As expected, the video was coming in the form of JPEG bytes, which I could save to disk and then open using any image-viewing program.  At this point I translated my little Java classes  into Python and decided to try my luck with the audio messages.  These proved a little trickier.  Audio turned out to be encoded using ADPCM, at a rate of 8192 Hz (a standard rate used as the default in e.g. Matlab), sent in chunks of 160 samples, with some ADPCM parameters tagged on at the end.  Saving the audio samples to a file and playing them back in Matlab revealed audible signals with a strong low-frequency noise component.

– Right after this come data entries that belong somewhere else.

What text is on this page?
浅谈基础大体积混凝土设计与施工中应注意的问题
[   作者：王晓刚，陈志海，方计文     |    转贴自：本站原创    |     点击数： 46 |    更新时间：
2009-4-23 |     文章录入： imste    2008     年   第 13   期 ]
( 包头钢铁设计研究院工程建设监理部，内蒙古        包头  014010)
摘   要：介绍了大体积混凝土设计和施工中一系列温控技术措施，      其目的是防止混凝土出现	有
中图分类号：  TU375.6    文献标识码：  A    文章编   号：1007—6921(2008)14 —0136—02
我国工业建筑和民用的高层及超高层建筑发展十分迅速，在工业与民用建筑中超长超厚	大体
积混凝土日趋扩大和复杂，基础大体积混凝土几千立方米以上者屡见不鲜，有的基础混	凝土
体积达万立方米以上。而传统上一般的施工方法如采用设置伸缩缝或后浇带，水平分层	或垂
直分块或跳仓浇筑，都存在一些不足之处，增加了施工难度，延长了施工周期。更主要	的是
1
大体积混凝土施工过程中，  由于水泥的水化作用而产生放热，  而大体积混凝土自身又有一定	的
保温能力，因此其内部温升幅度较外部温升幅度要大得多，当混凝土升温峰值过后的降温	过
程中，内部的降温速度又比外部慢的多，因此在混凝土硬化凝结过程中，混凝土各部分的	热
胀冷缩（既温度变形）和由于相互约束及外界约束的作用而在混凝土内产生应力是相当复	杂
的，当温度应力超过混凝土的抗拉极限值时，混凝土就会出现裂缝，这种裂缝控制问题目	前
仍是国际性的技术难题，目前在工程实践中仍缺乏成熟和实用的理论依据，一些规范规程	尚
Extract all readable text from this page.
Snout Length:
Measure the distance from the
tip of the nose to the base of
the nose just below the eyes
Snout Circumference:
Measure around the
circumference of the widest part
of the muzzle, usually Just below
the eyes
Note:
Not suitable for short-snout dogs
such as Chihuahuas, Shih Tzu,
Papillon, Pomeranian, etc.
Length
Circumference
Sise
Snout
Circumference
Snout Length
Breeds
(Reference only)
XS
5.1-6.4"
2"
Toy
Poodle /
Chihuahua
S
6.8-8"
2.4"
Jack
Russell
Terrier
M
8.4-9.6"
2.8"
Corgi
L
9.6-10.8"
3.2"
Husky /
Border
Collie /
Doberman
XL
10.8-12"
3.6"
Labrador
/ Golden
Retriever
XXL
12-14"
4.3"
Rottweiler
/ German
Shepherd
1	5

With the full functionality of the Rover 2.0 at my disposal in Python, I wrote a little program that uses PyGame to drive it around via a PS3 controller and OpenCV to display the images.  You can download the whole set of files from here.  Of course, the real excitement of a Python API is the potential for autonomous behavior via machine vision, speech recognition, etc.  So although this hack proved to be a lot more work than we'd originally thought, I'm hoping that it will open the Rover 2.0 as an inexpensive platform for exploring robotics.

9 comments:

Anonymous said...

Will this work for the Rover Revolution as well did you try it?

Simon Levy said...

Just saw your comment. Haven't tried a Revolution yet, but unless they're using some new encryption, it should be the same interface.

Anonymous said...

Anyone try writing a c or c++ application to control the rover using sockets? It seems like I can create a socket connection to the rover, but I have no idea what commands or their format to send. Anyone have a list of the commands and their format that can be sent?

Simon Levy said...

For C/C++, your best bet would be to look at the Python code here:

https://github.com/simondlevy/RoverPylot/

Especially rover.py and blowfish.py

Art said...

Simon can you please contact me about doing some consulting work , I just need a jump start with what you have for a project. thanks
art
art@apconnections.net

Simon Levy said...

Rover Revolution API now available.

Dan Speers said...

Do you know if the video stream on the Revolution is accessible directly with ffmpeg or VLC?

Aaron said...

I've just patched your work together with a websocket and a web frontend, and now I can control the Rover (2.0) from a web page

Thanks for all your hard work :)

Jason Woody said...

Aaron Can you post the webpage please?